Arwen bersandar dengan tangan kanan mengusap pahanya yang lumayan pegal. Dia lega karena Lucas sudah kembali seperti pria yang dikenal Arwen selama ini. Wajah kusut Lucas yang membuat kepala Arwen dipenuhi dugaan-dugaan buruk, kini sudah kembali berhias senyum cerah. Arwen tidak tahu bahwa dia bisa begitu mencemaskan seseorang seperti tadi.

Lucas kembali ke ruang tamu tak sampai lima menit kemudian. "Aku kelamaan tidurnya sampai bikin pahamu pegal kan, Wen?" Pria itu duduk di sebelah kiri Arwen. Dia kembali merebahkan kepalanya di pangkuan perempuan itu. "Maaf, ya.

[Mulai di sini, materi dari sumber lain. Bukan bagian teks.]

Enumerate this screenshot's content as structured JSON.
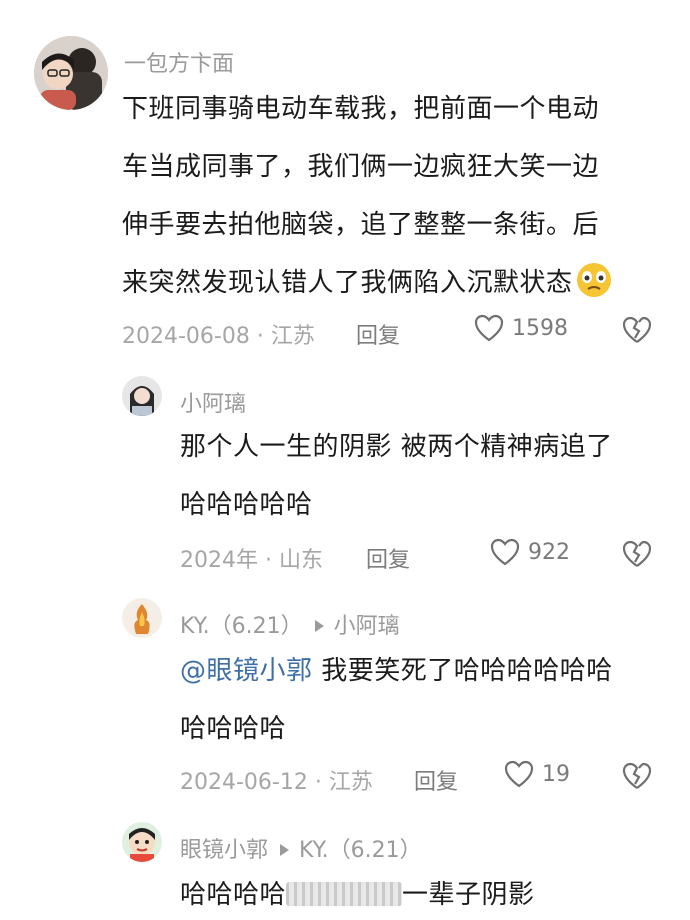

Tapi, aku betah tiduran kayak begini. Gimana, dong?"

Arwen mengelus rambut Lucas. Tawanya pecah. "Ya bagus kalau kamu betah. Justru bahaya kalau sebaliknya." Perempuan itu mengecek arlojinya. Sudah hampir pukul sepuluh pagi. "Sekarang, kamu mau ngapain? Ada rencana tertentu?"

Lucas mendesah, ekspresinya berubah serius. "Kamu beneran nggak apa-apa? Kita tetap baik-baik aja?"

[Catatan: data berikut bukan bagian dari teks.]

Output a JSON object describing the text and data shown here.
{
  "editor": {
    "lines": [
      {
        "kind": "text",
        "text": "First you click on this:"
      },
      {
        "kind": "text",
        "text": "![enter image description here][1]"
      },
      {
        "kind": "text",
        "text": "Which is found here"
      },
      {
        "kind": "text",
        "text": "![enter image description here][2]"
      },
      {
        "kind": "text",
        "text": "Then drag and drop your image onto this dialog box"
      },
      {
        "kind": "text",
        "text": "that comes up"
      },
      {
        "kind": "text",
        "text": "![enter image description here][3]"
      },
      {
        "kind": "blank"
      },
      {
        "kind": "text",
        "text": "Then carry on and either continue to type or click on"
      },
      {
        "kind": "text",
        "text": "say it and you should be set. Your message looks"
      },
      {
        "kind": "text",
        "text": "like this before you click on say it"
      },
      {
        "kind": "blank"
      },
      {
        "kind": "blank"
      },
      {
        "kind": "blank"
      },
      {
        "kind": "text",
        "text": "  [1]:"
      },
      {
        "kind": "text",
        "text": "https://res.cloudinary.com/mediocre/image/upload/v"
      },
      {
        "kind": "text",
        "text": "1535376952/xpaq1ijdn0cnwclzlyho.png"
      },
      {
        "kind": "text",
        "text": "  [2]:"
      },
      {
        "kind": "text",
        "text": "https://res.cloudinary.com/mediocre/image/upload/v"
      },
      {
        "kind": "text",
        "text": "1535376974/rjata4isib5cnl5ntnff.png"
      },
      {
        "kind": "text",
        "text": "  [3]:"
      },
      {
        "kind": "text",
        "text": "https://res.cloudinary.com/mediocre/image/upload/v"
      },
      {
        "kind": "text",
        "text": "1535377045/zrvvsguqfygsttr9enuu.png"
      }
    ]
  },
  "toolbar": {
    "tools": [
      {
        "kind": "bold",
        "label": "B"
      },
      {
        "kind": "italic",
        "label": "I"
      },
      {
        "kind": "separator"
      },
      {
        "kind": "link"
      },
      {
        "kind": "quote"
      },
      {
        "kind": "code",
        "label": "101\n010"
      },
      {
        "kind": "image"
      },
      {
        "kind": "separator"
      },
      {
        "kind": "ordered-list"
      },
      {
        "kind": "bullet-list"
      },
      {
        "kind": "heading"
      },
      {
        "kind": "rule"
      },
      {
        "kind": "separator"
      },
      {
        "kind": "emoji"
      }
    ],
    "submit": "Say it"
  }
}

"Iya, kita baik-baik aja, Luc." Arwen menunduk untuk mencium ujung hidung Lucas. "Apa aku aneh karena nggak ngamuk sama kamu gara-gara ini? Apa aku abnormal karena menganggap semua ini bukan persoalan hidup dan mati? Maksudku, hidup dan mati yang menyangkut suatu hubungan." Arwen menatap Lucas lekat-lekat.

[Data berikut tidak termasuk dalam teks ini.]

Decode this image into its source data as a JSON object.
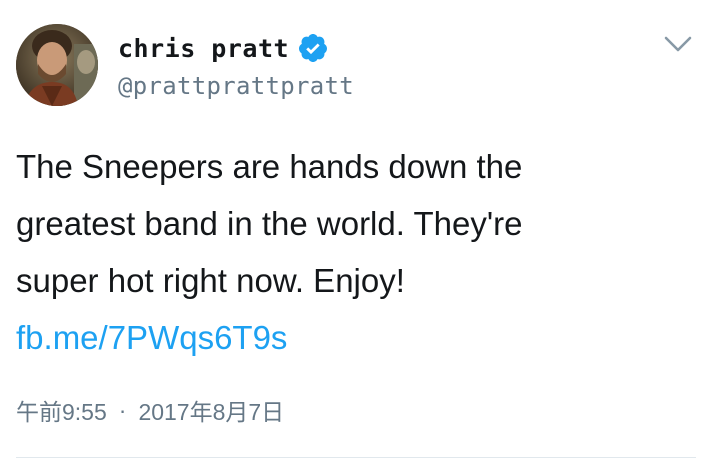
{
  "tweet": {
    "display_name": "chris pratt",
    "handle": "@prattprattpratt",
    "text_lines": [
      "The Sneepers are hands down the",
      "greatest band in the world. They're",
      "super hot right now. Enjoy!"
    ],
    "link": "fb.me/7PWqs6T9s",
    "time": "午前9:55",
    "separator": "·",
    "date": "2017年8月7日"
  },
  "icons": {
    "verified": "verified-badge-icon",
    "menu": "chevron-down-icon"
  },
  "colors": {
    "link": "#1da1f2",
    "verified": "#1da1f2",
    "secondary_text": "#657786",
    "primary_text": "#14171a"
  }
}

"Kamu nggak aneh atau abnormal. Kamu luar biasa, Wen." Lucas memegang tangan kiri Arwen dan menempelkan telapaknya ke dada pria itu.

"Aku kaget, Luc. Banget. Tapi, ya cuma sebatas itu. Aku nggak marah atau cemburu karena udah kejadian dan nggak bisa diapa-apain lagi. Masa lalumu dan masa laluku nggak ada kaitannya sama hubungan kita. Tolol kalau aku meributkan sesuatu yang nggak bisa diubah."

Lucas akhirnya tersenyum. "Aku nggak bisa bilang gimana leganya perasaanku karena kamu bisa terima berita ini dengan tenang, Wen. Aku udah panik dan ketakutan setengah mati sejak kemarin. Mikirnya udah yang jelek-jelek aja."

Arwen masih mengelus rambut Lucas dengan tangan kanannya. "Lain kali, tolong lebih percaya sama aku. Kalau ada masalah, kamu harus ngomong. Bukan malah panik dan bikin dugaan-dugaan ajaib," pintanya. "Kejujuran dan keterusterangan itu penting untuk suatu hubungan yang dewasa, Luc."

Lucas mendesah, "Aku tau, Sayang. Tapi, wajar kalau aku takut, kan? Karena punya anak itu nggak sama kayak punya baju baru atau ganti model rambut."

Tentu saja Lucas benar. "Iya, betul," Arwen membenarkan. "Tapi, kamu harusnya bisa lebih objektif. Dengan masa laluku, apa nggak berlebihan kalau aku meributkan kamu yang ternyata udah punya anak?"

"Cara kerja otak seseorang yang takut kehilangan orang yang dicintainya, nggak kayak begitu, Wen. Aku nggak bisa mikir objektif sama sekali." Lucas memejamkan mata. "Sebelum ngeliat reaksimu, rasanya dunia ini gelap banget. Nggak ada harapan sama sekali."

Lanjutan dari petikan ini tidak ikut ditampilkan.